Reviewed by John Walker

John Walker is a professor of Spanish studies at Queen’s University.

Review

Ramabai Espinet is a Trinidad-born poet, critic, academic, and editor
who has lived in Canada for the past 25 years. Her debut novel is set in
contemporary Montreal, Toronto, and Trinidad, but it has its root in
19th-century India, home of the abandoned Brahmin widows.

During the first half of the 20th century, many poor East Indian
immigrants sought to make a living in the cane fields of Trinidad under
the colonial English masters.

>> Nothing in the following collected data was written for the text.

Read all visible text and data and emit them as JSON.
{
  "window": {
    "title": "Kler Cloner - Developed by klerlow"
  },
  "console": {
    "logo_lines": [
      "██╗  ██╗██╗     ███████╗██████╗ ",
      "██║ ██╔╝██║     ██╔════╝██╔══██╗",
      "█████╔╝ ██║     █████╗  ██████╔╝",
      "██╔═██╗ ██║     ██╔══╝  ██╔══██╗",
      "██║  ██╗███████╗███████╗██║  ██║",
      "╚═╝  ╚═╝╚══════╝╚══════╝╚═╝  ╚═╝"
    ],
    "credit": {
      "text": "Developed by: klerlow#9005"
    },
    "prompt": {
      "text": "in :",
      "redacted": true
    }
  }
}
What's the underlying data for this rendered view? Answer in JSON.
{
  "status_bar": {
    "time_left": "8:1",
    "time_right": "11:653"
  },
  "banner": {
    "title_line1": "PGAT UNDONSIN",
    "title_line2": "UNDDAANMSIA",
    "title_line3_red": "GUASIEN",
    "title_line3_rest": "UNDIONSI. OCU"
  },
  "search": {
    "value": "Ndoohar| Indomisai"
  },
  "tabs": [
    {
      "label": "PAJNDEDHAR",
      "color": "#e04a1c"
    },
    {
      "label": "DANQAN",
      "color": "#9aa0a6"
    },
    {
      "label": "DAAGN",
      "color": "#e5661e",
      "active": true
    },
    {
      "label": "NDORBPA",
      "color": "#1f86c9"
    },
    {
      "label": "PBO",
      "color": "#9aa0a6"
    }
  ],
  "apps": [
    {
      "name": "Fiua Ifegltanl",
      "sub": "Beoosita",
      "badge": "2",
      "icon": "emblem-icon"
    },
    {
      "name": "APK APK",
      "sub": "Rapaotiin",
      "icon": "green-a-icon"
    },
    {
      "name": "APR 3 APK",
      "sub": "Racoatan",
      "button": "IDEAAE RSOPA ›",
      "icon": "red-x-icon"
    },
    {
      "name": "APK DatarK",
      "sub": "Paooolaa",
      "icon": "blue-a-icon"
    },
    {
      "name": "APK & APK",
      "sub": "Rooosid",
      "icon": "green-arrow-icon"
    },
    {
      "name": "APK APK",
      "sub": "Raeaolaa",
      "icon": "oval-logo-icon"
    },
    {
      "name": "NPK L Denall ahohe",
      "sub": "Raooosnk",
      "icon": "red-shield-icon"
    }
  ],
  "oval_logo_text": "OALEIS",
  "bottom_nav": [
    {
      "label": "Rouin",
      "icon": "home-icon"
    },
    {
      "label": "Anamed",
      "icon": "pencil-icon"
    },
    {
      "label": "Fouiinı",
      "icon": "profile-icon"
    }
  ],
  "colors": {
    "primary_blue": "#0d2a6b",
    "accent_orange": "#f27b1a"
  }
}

The island’s independence in the 1960s
brought racial, political, and economic problems, resulting in another
displacement for the East Indian émigrés. Some, like the protagonists
of this novel, settled in Canada.

A professional living in Montreal, the heroine, Mona, sees herself as
the steady centre of her family’s stormy life. She must deal with her
aging, unhappy parents in Toronto and the revelation that her beloved
brother Kello is dying of AIDS. In memory and in narrative, she revisits
the family home in Trinidad where she is reunited with her spirited
cousin Bess and learns to come to terms with her Indian past, her
Caribbean upbringing, and her Canadian present.

This beautifully written novel captures the spirit of exile and
displacement of emigrant experience. Espinet has a sharp eye and a keen
ear for the sights, sounds, and smells of her native island. Her lyrical
prose captures the rhythms and colourful speech of her Trinidadian past.
Notwithstanding the author’s firm grasp of local and national
concerns, The Swinging Bridge transcends the purely regional to comment
on the universal problems of the human condition.